The 2018 Lenten season begins tomorrow. While stricter Lenten observers might not be so keen that the two days collide, I find irony in the season beginning on the day in which we celebrate love. The day that many will focus on romantic love. However, I can think of no better love to focus on than the eternal love that was given to us on the living cross.
As it has been every year, my approach to Lent is organic. There are no Lenten police officers out there making sure we are not logged into Facebook or hiding in the closet with a chocolate bar or ticking the right number of boxes and doing the right things. No, that would be legalism and not at all what Jesus is about. There must always be a measure of grace. At least for me.
I’m not giving up chocolate or coffee or wine or social media or Netflix. Giving up those things would impact me but I can’t see where they would help me focus on God any more than I already have the capacity to do. Plus, when there’s something I can’t have or do, somehow that becomes all I want in an obsessive kind of way.

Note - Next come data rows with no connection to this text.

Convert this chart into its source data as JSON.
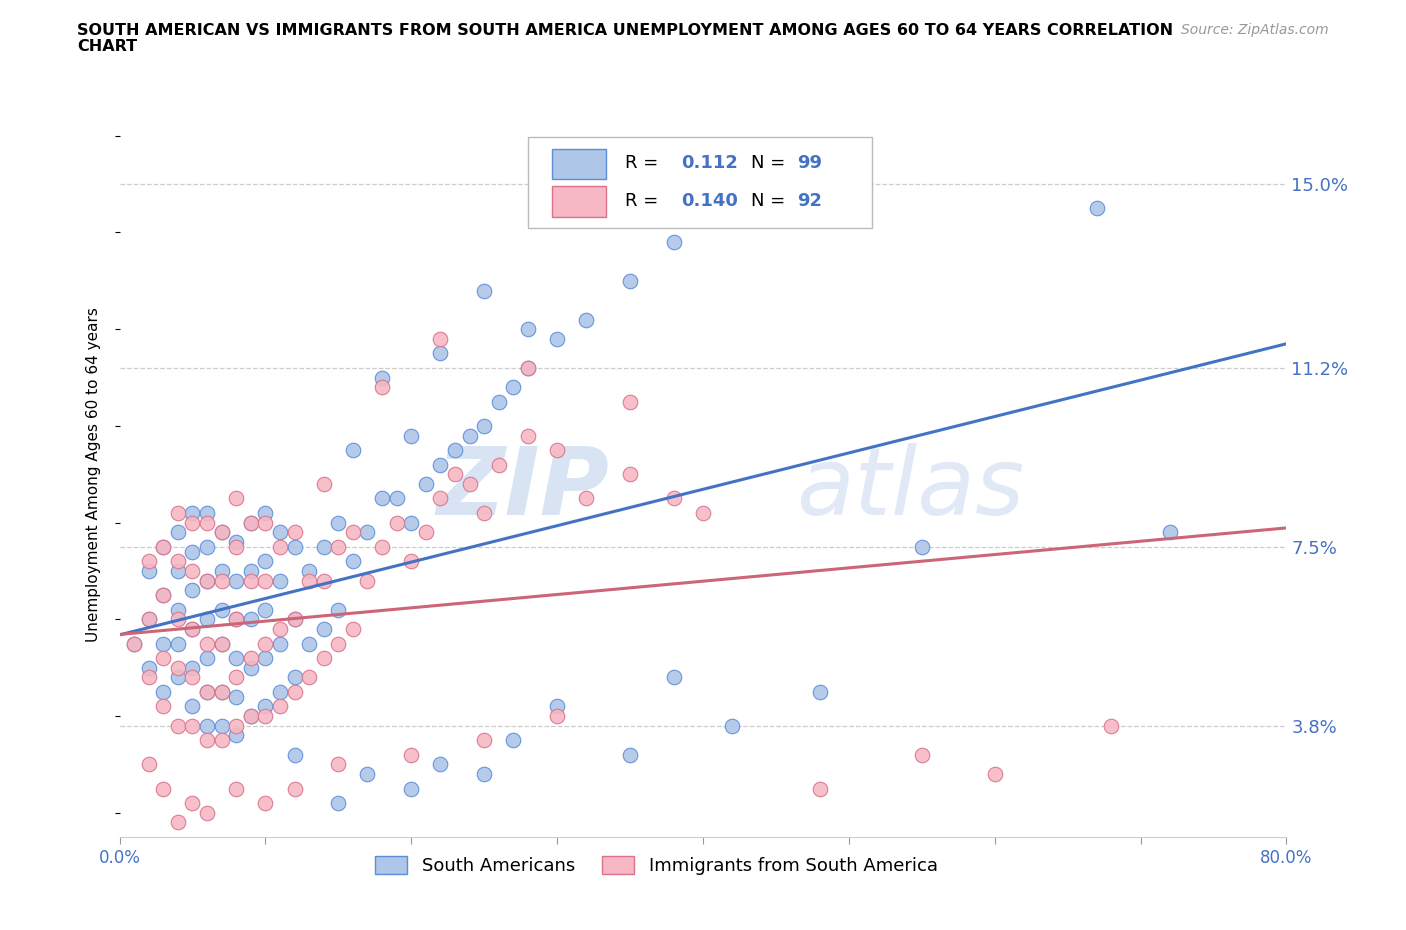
{
  "title_line1": "SOUTH AMERICAN VS IMMIGRANTS FROM SOUTH AMERICA UNEMPLOYMENT AMONG AGES 60 TO 64 YEARS CORRELATION",
  "title_line2": "CHART",
  "source_text": "Source: ZipAtlas.com",
  "ylabel": "Unemployment Among Ages 60 to 64 years",
  "xlim": [
    0,
    0.8
  ],
  "ylim": [
    0.015,
    0.165
  ],
  "yticks": [
    0.038,
    0.075,
    0.112,
    0.15
  ],
  "ytick_labels": [
    "3.8%",
    "7.5%",
    "11.2%",
    "15.0%"
  ],
  "xticks": [
    0.0,
    0.1,
    0.2,
    0.3,
    0.4,
    0.5,
    0.6,
    0.7,
    0.8
  ],
  "xtick_labels": [
    "0.0%",
    "",
    "",
    "",
    "",
    "",
    "",
    "",
    "80.0%"
  ],
  "blue_fill": "#aec6e8",
  "blue_edge": "#5b8dd9",
  "pink_fill": "#f5b8c4",
  "pink_edge": "#d9728a",
  "blue_line_color": "#4472c4",
  "pink_line_color": "#cc6677",
  "R_blue": 0.112,
  "N_blue": 99,
  "R_pink": 0.14,
  "N_pink": 92,
  "blue_scatter_x": [
    0.01,
    0.02,
    0.02,
    0.02,
    0.03,
    0.03,
    0.03,
    0.03,
    0.04,
    0.04,
    0.04,
    0.04,
    0.04,
    0.05,
    0.05,
    0.05,
    0.05,
    0.05,
    0.05,
    0.06,
    0.06,
    0.06,
    0.06,
    0.06,
    0.06,
    0.06,
    0.07,
    0.07,
    0.07,
    0.07,
    0.07,
    0.07,
    0.08,
    0.08,
    0.08,
    0.08,
    0.08,
    0.08,
    0.09,
    0.09,
    0.09,
    0.09,
    0.09,
    0.1,
    0.1,
    0.1,
    0.1,
    0.1,
    0.11,
    0.11,
    0.11,
    0.11,
    0.12,
    0.12,
    0.12,
    0.13,
    0.13,
    0.14,
    0.14,
    0.15,
    0.15,
    0.16,
    0.17,
    0.18,
    0.19,
    0.2,
    0.21,
    0.22,
    0.23,
    0.24,
    0.25,
    0.26,
    0.27,
    0.28,
    0.3,
    0.32,
    0.35,
    0.38,
    0.16,
    0.18,
    0.2,
    0.22,
    0.25,
    0.28,
    0.55,
    0.67,
    0.72,
    0.48,
    0.42,
    0.38,
    0.35,
    0.3,
    0.27,
    0.25,
    0.22,
    0.2,
    0.17,
    0.15,
    0.12
  ],
  "blue_scatter_y": [
    0.055,
    0.05,
    0.06,
    0.07,
    0.045,
    0.055,
    0.065,
    0.075,
    0.048,
    0.055,
    0.062,
    0.07,
    0.078,
    0.042,
    0.05,
    0.058,
    0.066,
    0.074,
    0.082,
    0.038,
    0.045,
    0.052,
    0.06,
    0.068,
    0.075,
    0.082,
    0.038,
    0.045,
    0.055,
    0.062,
    0.07,
    0.078,
    0.036,
    0.044,
    0.052,
    0.06,
    0.068,
    0.076,
    0.04,
    0.05,
    0.06,
    0.07,
    0.08,
    0.042,
    0.052,
    0.062,
    0.072,
    0.082,
    0.045,
    0.055,
    0.068,
    0.078,
    0.048,
    0.06,
    0.075,
    0.055,
    0.07,
    0.058,
    0.075,
    0.062,
    0.08,
    0.072,
    0.078,
    0.085,
    0.085,
    0.08,
    0.088,
    0.092,
    0.095,
    0.098,
    0.1,
    0.105,
    0.108,
    0.112,
    0.118,
    0.122,
    0.13,
    0.138,
    0.095,
    0.11,
    0.098,
    0.115,
    0.128,
    0.12,
    0.075,
    0.145,
    0.078,
    0.045,
    0.038,
    0.048,
    0.032,
    0.042,
    0.035,
    0.028,
    0.03,
    0.025,
    0.028,
    0.022,
    0.032
  ],
  "pink_scatter_x": [
    0.01,
    0.02,
    0.02,
    0.02,
    0.03,
    0.03,
    0.03,
    0.03,
    0.04,
    0.04,
    0.04,
    0.04,
    0.04,
    0.05,
    0.05,
    0.05,
    0.05,
    0.05,
    0.06,
    0.06,
    0.06,
    0.06,
    0.06,
    0.07,
    0.07,
    0.07,
    0.07,
    0.07,
    0.08,
    0.08,
    0.08,
    0.08,
    0.08,
    0.09,
    0.09,
    0.09,
    0.09,
    0.1,
    0.1,
    0.1,
    0.1,
    0.11,
    0.11,
    0.11,
    0.12,
    0.12,
    0.12,
    0.13,
    0.13,
    0.14,
    0.14,
    0.14,
    0.15,
    0.15,
    0.16,
    0.16,
    0.17,
    0.18,
    0.19,
    0.2,
    0.21,
    0.22,
    0.23,
    0.24,
    0.25,
    0.26,
    0.28,
    0.3,
    0.32,
    0.35,
    0.38,
    0.4,
    0.18,
    0.22,
    0.28,
    0.35,
    0.6,
    0.68,
    0.2,
    0.25,
    0.3,
    0.15,
    0.12,
    0.1,
    0.08,
    0.06,
    0.05,
    0.04,
    0.03,
    0.02,
    0.55,
    0.48
  ],
  "pink_scatter_y": [
    0.055,
    0.048,
    0.06,
    0.072,
    0.042,
    0.052,
    0.065,
    0.075,
    0.038,
    0.05,
    0.06,
    0.072,
    0.082,
    0.038,
    0.048,
    0.058,
    0.07,
    0.08,
    0.035,
    0.045,
    0.055,
    0.068,
    0.08,
    0.035,
    0.045,
    0.055,
    0.068,
    0.078,
    0.038,
    0.048,
    0.06,
    0.075,
    0.085,
    0.04,
    0.052,
    0.068,
    0.08,
    0.04,
    0.055,
    0.068,
    0.08,
    0.042,
    0.058,
    0.075,
    0.045,
    0.06,
    0.078,
    0.048,
    0.068,
    0.052,
    0.068,
    0.088,
    0.055,
    0.075,
    0.058,
    0.078,
    0.068,
    0.075,
    0.08,
    0.072,
    0.078,
    0.085,
    0.09,
    0.088,
    0.082,
    0.092,
    0.098,
    0.095,
    0.085,
    0.09,
    0.085,
    0.082,
    0.108,
    0.118,
    0.112,
    0.105,
    0.028,
    0.038,
    0.032,
    0.035,
    0.04,
    0.03,
    0.025,
    0.022,
    0.025,
    0.02,
    0.022,
    0.018,
    0.025,
    0.03,
    0.032,
    0.025
  ],
  "legend_label_blue": "South Americans",
  "legend_label_pink": "Immigrants from South America",
  "watermark_zip": "ZIP",
  "watermark_atlas": "atlas",
  "grid_color": "#cccccc",
  "tick_label_color": "#4472c4",
  "background_color": "#ffffff"
}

So many people, from my frame of reference, have practiced self-denial for Lent and I haven’t actually seen it make a difference in their lives. I can think of a few and they inspire me, but I’ve seen so many approach Lent as something they’ve traditionally done and therefore callously must do again this year.
There has to be more to these potentially meaningful liturgical practices than rules and penance. So much of my history with Lent wreaks of self-focused legalism, which is the only kind of legalism. The intended spiritual benefits of Lent are lost when the focus is taken off of Christ. (click to tweet)
For me, the observance of Lent must include some element of flexibility. I don’t know any other way to reconcile what I know about Jesus and a liturgical exercise without grace. So, whether I’m right or wrong, I’m not planning to give up anything except for a bit of my time each day to read and reflect. And I will wait. I will wait for love.
I will wait for Jesus.
I will wait for his perfect example of love which He showed on the cross. I will mourn his death as he lay in the borrowed tomb. And I will anticipate the miracle of his resurrection.
I will wait.
I will walk through my wilderness. I will dig deep to find glory in winter’s soil. I will anticipate the joy that will come with the blooms of spring. I will embrace the symbolism of what we’re waiting for, what I can’t have, Jesus, so that when this season is over, He will be all I want. I know that I will most certainly want Him more than a Snicker’s bar.
And I will read, The Living Cross, by my friend, Amy Boucher Pye. “The stories and illustrations bring home the message of hope and of a forgiving God who so loved the world that he was generous and gave himself to us in the person of Jesus Christ.” ~Foreword, The Living Cross by Amy Boucher Pye
She had me at “stories” and “hope”.
I think I will love the format of this Lenten resource as it is just a bit of a reading each day and a prayer. Amy does include “spiritual exercises and questions for individual reflection and group discussion” at the end of each week. But still, it doesn’t seem “checklisty”. Just like I like it!
How do you plan to wait for Jesus during this Lenton season?
However you wait, may your waiting lead you straight into the arms of Love. (Spoilers: We really don’t have to wait!)